The big model race has stirred up new waves. AI startup MiniMax recently officially launched its new flagship large model, M3. According to the technical report's various benchmark tests, the model's performance is astonishing: in tests that are considered close to real software engineering scenarios, M3 achieved an excellent score of 59%, not only surpassing GPT-5.5 but also approaching Opus4.7. In addition, it features a million-level context processing capability and native multi-modal characteristics. However, in stark contrast to its strong technical indicators, the model's release triggered intense backlash from the developer community, with Chinese communities especially filled with criticism.

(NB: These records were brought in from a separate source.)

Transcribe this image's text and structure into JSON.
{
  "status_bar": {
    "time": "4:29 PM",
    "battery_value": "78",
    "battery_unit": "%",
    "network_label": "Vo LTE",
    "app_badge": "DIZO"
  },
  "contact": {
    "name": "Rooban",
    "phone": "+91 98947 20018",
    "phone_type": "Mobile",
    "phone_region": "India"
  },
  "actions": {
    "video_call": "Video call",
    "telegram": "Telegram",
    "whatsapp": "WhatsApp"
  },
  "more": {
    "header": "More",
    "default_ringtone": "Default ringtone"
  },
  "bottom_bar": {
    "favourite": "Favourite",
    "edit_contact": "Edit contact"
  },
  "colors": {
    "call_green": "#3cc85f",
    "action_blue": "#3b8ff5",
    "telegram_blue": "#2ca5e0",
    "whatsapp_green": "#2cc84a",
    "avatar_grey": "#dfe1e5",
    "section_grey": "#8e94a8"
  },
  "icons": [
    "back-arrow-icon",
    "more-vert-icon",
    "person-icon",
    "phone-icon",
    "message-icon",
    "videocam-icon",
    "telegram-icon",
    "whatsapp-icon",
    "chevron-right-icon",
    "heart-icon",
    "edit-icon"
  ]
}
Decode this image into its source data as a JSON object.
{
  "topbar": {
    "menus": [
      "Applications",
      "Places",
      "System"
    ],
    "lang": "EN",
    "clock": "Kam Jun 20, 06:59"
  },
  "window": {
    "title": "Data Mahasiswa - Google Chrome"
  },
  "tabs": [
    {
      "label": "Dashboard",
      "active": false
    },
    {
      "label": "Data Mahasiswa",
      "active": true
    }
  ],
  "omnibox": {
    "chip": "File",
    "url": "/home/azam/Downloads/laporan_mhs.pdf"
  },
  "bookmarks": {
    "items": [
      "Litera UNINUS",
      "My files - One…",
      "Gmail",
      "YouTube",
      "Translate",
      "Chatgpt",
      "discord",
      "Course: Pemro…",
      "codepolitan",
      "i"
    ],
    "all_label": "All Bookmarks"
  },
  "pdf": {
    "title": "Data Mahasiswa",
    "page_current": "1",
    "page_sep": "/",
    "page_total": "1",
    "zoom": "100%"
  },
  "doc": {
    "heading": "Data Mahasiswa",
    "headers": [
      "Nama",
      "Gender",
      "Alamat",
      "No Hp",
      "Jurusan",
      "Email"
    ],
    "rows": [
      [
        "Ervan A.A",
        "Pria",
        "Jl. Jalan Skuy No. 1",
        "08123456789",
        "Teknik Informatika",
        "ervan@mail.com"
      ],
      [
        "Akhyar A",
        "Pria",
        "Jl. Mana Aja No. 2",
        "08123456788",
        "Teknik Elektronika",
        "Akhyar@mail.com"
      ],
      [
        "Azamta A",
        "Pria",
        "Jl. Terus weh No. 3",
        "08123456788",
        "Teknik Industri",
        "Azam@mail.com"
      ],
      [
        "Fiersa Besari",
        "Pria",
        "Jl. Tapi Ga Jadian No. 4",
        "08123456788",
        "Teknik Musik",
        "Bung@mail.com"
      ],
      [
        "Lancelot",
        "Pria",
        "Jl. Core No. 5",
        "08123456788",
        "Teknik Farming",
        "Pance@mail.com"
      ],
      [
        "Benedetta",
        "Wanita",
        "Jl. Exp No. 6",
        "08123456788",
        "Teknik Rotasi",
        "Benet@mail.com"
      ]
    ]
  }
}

The first core focus of industry skepticism lies in the "hidden agenda" behind the evaluation data. Technical details show that M3 used Claude Code, a competitor's model, as the evaluation framework in tests related to coding (code) capabilities. Although using existing toolchains to run agent (Agent) evaluations is a common practice in the current industry, MiniMax used someone else's framework to test its own capabilities and directly scored high, comparing itself with the competitor for public promotion. This approach has been criticized by many programmers as "not straightforward." Users find it difficult to distinguish how much of the impressive results are the model's native abilities and how much is due to the framework's enhancement.

image.png

Secondly, the issue of "open source" sincerity has left the open-source community confused. Unlike other vendors releasing open-source models, MiniMax did not disclose the size of M3 or release the model's "weights" this time. It only stated that it would open-source the model within 10 days after the release, and currently users can only access it through an API. Since the core value of the open-source community is "reproducibility and verifiability," this approach of promoting open-source without providing weights, leaving everyone unable to independently understand the model's details in their local environment, may be understandable from a commercial logic perspective, but seriously harmed the developer community that values practicality and honesty.

image.png

The most frustrating thing for heavy users is the sudden adjustment of the billing rules (Coding Plan). Previously, MiniMax was known as "generous with volume" because it limited rate by request count and did not set a monthly Token total limit. However, with the release of M3, the official also introduced a new Token Plan, changing the rules to total volume billing. Although the official claims that the Plus plan's Token usage is highly cost-effective, in heavy usage scenarios with a million context, each call often consumes a lot, and the new rules cause the package quota to deplete quickly, leading to collective complaints from old users.

Setting aside these operational controversies, M3's innovations in the underlying architecture still have notable highlights. It independently developed a sparse attention mechanism called MSA (MiniMax Sparse Attention), which breaks the traditional Transformer's computational explosion in long-context calculations by performing high-precision block division and sparsification on KV (Key-Value). At the level of low-level operators, the model pioneered a new way of computing aggregation, making memory access more continuous and achieving a speed four times faster than the open-source Flash-Sparse-Attention. This allows M3 to improve forward propagation and decoding speeds by 9 times and 15 times respectively under a million context, with single-Token computation reduced to half of the previous generation.